Plants eat carbon dioxide. Lots of plants eat lots of carbon dioxide. Now, sooner or later, our excessive output of that gas is going to end. Either we'll run out of fuel, or we'll decide it's time we stop wrecking everything. Either way, what we'll be left with is more plants than the resulting lower output can sustain. They'll suck up a whole lot of carbon dioxide from the destabilized atmosphere, for a while, at least, and levels will not only go back down, but will go down even lower than they were at preindustrial levels.

As you probably know, carbon dioxide is a greenhouse gas - it allows the atmosphere to retain heat.

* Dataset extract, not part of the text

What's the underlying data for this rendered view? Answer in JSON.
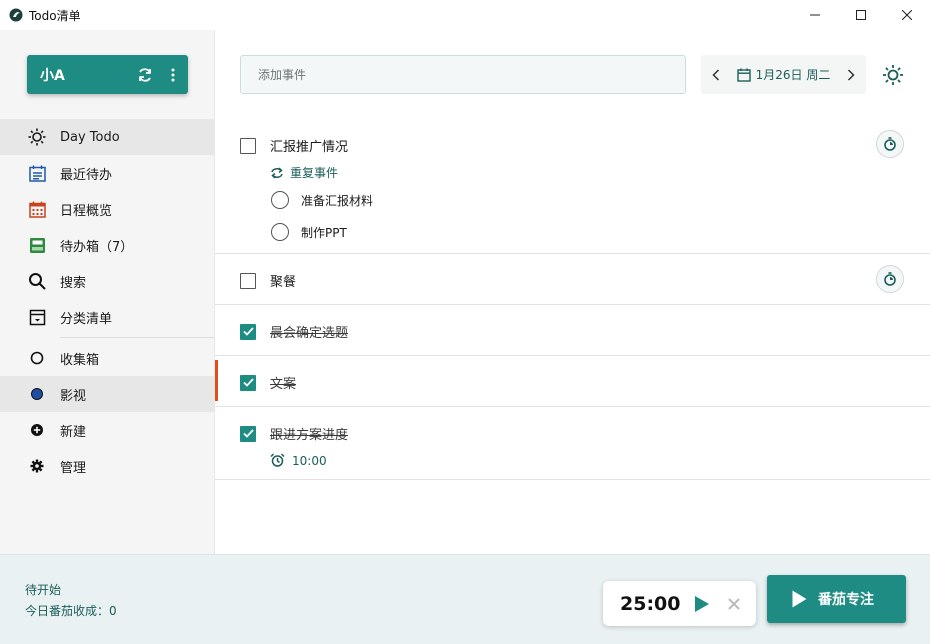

Now, what do you think will happen when it's all sucked out of the atmosphere? Cooler temperatures. Crashingly cooler. Disastrously cooler. Cool summers don't melt all the snowfall of the winter. Unmelted snow reflects incident sunlight, which causes less heat to be absorbed, resulting in further cooling. A positive feedback loop leads to an ice age. This is established climatological theory, established by geological record.

No, I'm not claiming I know exactly what's going to happen. Obviously no one does. I certainly don't know as well as the people who study this stuff for a living. But it's an entirely logical, predictable sequence of events, and it's more or less a certainty in the long run. It's not so much a certainty, however, exactly how long a run, or whether people will be around to see it.

Still, based on what research I've had time to do so far, including remaining fuel reserves and histories of previous climate changes, I wouldn't be too surprised if my generation's great-grandchildren ended up being well-served by stocking up on winter clothing.